Friday, January 28, 2005

Been ridiculously sick. Here are a few good bills

I've spent most of the last five days in bed, so missed out on all the new House committees. There are some excellent public interest bills introduced that ought to become law. Some of my favorites (disclosure: I'm working on some of them) include two tax measures designed to make Illinois a wealthier place by shifting some of the state's tax burden from our low-income earners to our high-income earners: HB 135 (Representative Willie Delgado) and HB 155 (Representative Will Davis). Currently we put too much of a burden on low-income earners (who can barely afford to make ends meet now). This ought to change.
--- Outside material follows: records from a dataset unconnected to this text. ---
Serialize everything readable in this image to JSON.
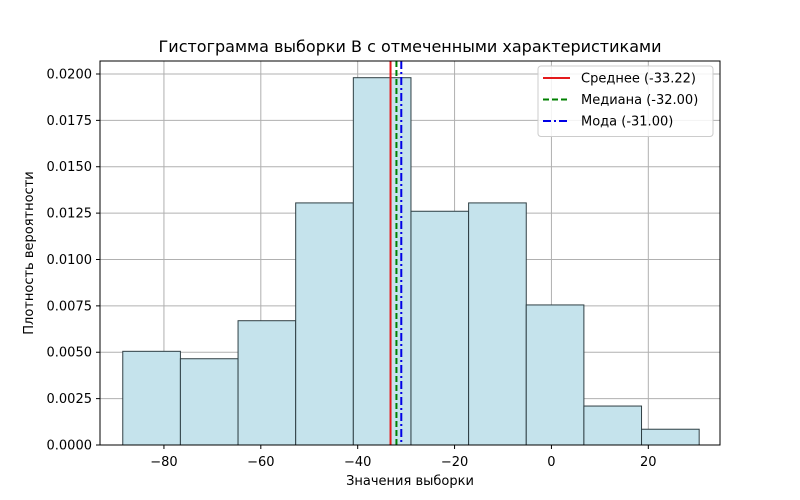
{
  "chart_data": {
    "type": "bar",
    "title": "Гистограмма выборки B с отмеченными характеристиками",
    "xlabel": "Значения выборки",
    "ylabel": "Плотность вероятности",
    "xlim": [
      -93.2,
      34.8
    ],
    "ylim": [
      0,
      0.0207
    ],
    "x_ticks": [
      -80,
      -60,
      -40,
      -20,
      0,
      20
    ],
    "y_ticks": [
      0.0,
      0.0025,
      0.005,
      0.0075,
      0.01,
      0.0125,
      0.015,
      0.0175,
      0.02
    ],
    "grid": true,
    "bins": [
      {
        "x0": -88.5,
        "x1": -76.6,
        "value": 0.00505
      },
      {
        "x0": -76.6,
        "x1": -64.7,
        "value": 0.00465
      },
      {
        "x0": -64.7,
        "x1": -52.8,
        "value": 0.0067
      },
      {
        "x0": -52.8,
        "x1": -40.9,
        "value": 0.01305
      },
      {
        "x0": -40.9,
        "x1": -29.0,
        "value": 0.0198
      },
      {
        "x0": -29.0,
        "x1": -17.1,
        "value": 0.0126
      },
      {
        "x0": -17.1,
        "x1": -5.2,
        "value": 0.01305
      },
      {
        "x0": -5.2,
        "x1": 6.7,
        "value": 0.00755
      },
      {
        "x0": 6.7,
        "x1": 18.6,
        "value": 0.0021
      },
      {
        "x0": 18.6,
        "x1": 30.5,
        "value": 0.00085
      }
    ],
    "bar_fill": "#c5e3ec",
    "bar_edge": "#2f3f44",
    "vlines": [
      {
        "name": "Среднее (-33.22)",
        "x": -33.22,
        "color": "#e41a1c",
        "style": "solid"
      },
      {
        "name": "Медиана (-32.00)",
        "x": -32.0,
        "color": "#008000",
        "style": "dashed"
      },
      {
        "name": "Мода (-31.00)",
        "x": -31.0,
        "color": "#0000e6",
        "style": "dashdot"
      }
    ],
    "legend_position": "top-right"
  }
}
Our state's minimum wage of $6.50 will get eroded with inflation next year. The best way to protect against this erosion of purchasing power is to index the minimum wage to inflation. Two bills would do that: HB 411 (Representative Toni Berrios) and SB 37 (Senator Lightford). Public employees get a cost of living increase in their salaries. Pensioners get one. Most higher-income jobs include an annual raise. Our lowest paying jobs should adjust for inflation as well -- because if we don't adjust for inflation, then we are docking the pay of minimum wage workers every year.
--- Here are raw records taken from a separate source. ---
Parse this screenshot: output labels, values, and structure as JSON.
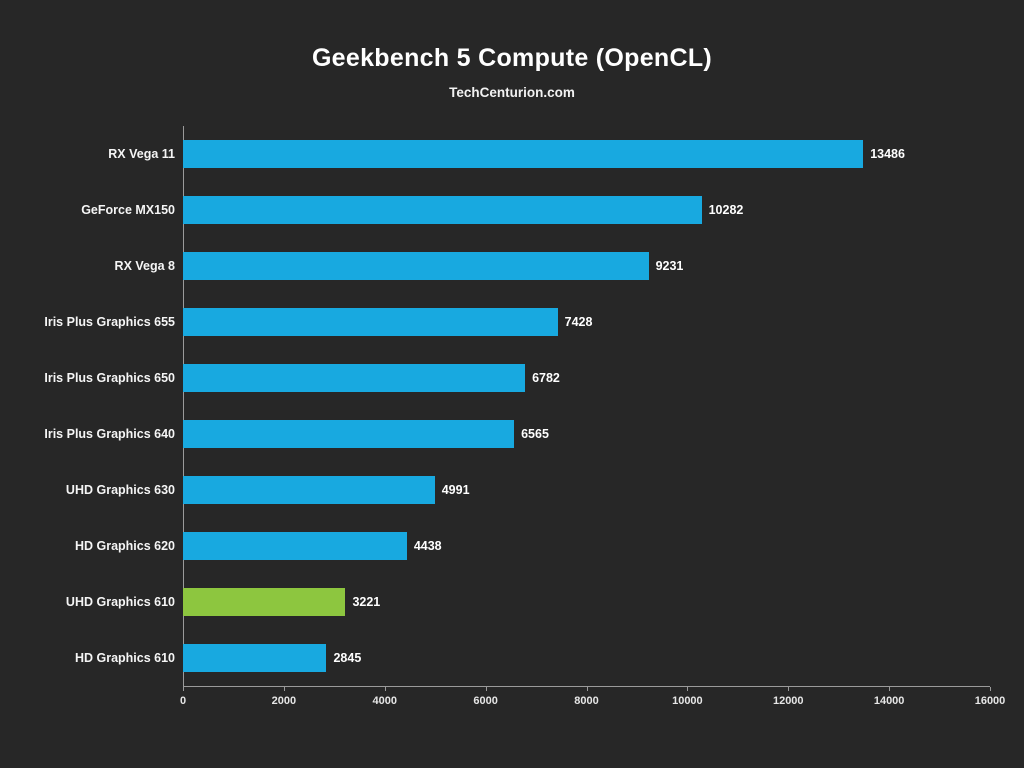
{
  "chart_data": {
    "type": "bar",
    "orientation": "horizontal",
    "title": "Geekbench 5 Compute (OpenCL)",
    "subtitle": "TechCenturion.com",
    "categories": [
      "RX Vega 11",
      "GeForce MX150",
      "RX Vega 8",
      "Iris Plus Graphics 655",
      "Iris Plus Graphics 650",
      "Iris Plus Graphics 640",
      "UHD Graphics 630",
      "HD Graphics 620",
      "UHD Graphics 610",
      "HD Graphics 610"
    ],
    "values": [
      13486,
      10282,
      9231,
      7428,
      6782,
      6565,
      4991,
      4438,
      3221,
      2845
    ],
    "highlighted_category": "UHD Graphics 610",
    "xlim": [
      0,
      16000
    ],
    "x_ticks": [
      0,
      2000,
      4000,
      6000,
      8000,
      10000,
      12000,
      14000,
      16000
    ],
    "bar_color": "#18a9e0",
    "highlight_color": "#8dc63f",
    "background_color": "#272727",
    "text_color": "#ffffff",
    "grid": false,
    "legend": "none"
  }
}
Another reason why it's good policy to increase wages -- it would help solve the Social Security funding gap. I read somewhere that if real wages hadn't dropped over the last 35 years, we wouldn't have such a huge gap in Social Security liabilities. Makes sense. If people are making more money, there's more money to go into the pension system.

There are more, but I'm too out of it to write about them now. Time for more drugs. . . .

3 comments:

Anonymous said...

Rather than continually raising wages, which contributes to inflation, why not get prices under control?

Dan Johnson said...

I think prices are pretty much under control. Inflation is pretty low (so wages wouldn't rise that much at all) -- I think the Consumer Price Index is 3% this year, so the $6.50 wage would rise by 20 cents or something in 2006.

Anonymous said...

Gas, milk, education, health care. All much more than 3%.